I while back I had a project where I needed to represent true, false and don't-know, so I used Optional[Boolean]. This choice made some code elegant because I can use all the methods already defined in Option; however, some things are ugly, such as obj.contains(false), obj.map( x => !x), obj.isEmpty which do not at all express the intent in language the human reader understands.

#swap() on an Either[String, Unit] will yield an Either[Unit, String], an entirely different type. As for Either[String, String], I’d be confused about e.g. the semantics of Right("5 is not greater than 10").

Either[String, T] would represent the result of a (validation) computation that was either successful and yields the validated value, or a validation failure. It seems that you are rather looking for a truth value data type that somehow extends Boolean and is independent of its origin. I’m not sure whether Either is a good match for this.

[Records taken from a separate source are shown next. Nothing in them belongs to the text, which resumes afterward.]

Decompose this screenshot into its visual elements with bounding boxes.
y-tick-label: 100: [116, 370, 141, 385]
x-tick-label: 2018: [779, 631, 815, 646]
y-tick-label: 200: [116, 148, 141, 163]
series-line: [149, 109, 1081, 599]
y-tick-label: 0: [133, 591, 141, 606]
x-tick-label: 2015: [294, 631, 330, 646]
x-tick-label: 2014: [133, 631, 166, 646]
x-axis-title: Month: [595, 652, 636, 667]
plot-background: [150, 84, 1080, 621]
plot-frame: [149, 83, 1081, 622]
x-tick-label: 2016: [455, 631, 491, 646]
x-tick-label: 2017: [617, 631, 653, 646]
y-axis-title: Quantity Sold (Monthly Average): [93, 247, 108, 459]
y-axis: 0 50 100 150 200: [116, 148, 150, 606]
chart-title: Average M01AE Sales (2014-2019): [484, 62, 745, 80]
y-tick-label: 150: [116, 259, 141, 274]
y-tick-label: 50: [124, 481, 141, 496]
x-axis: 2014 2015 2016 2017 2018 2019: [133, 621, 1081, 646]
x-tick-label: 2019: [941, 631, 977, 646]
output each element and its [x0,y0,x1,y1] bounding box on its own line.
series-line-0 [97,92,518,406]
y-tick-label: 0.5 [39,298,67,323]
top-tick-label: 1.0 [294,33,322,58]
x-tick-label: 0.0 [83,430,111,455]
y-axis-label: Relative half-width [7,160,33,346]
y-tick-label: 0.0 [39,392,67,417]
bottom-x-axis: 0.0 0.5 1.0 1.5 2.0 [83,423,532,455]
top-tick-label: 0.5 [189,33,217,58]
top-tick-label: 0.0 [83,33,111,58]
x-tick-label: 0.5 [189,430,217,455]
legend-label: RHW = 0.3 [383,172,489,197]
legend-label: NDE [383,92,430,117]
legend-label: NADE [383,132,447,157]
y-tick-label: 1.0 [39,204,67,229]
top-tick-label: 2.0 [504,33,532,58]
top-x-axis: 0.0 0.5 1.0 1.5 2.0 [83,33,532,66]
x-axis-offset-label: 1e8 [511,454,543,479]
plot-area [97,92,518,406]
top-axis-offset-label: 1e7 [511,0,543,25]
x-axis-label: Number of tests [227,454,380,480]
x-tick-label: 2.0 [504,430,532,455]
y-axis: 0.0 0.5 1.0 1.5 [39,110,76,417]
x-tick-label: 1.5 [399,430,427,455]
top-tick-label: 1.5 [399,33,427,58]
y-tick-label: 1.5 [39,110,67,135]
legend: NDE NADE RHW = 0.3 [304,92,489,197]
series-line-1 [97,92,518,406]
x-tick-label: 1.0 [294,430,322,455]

You can always add extension methods.

type HeisenBool = Option[Boolean]

extension (hb: HeisenBool)
  def negated: HeisenBool = hb.map(!_)
  def isDefinitely(b: Boolean): Boolean = hb.contains(b)
  def force(default: Boolean): Boolean = hb.getOrElse(default)
  // ...

…but what API do you need for such a type, other than the (extended) boolean algebra? Do you really need Option-like functionality at all? I’d be tempted to create a custom enum for this use case.

I agree that forcing the use of Right and Left into the code just because it could be made to work, is probably not such a great idea.

On the other hand, I don’t think it would be confusing if you asked: does there exists an x such that x is not greater than 10. Depends on the question being asked.
However, I do think that using Right and Left to mean Works vs Failed is confusing.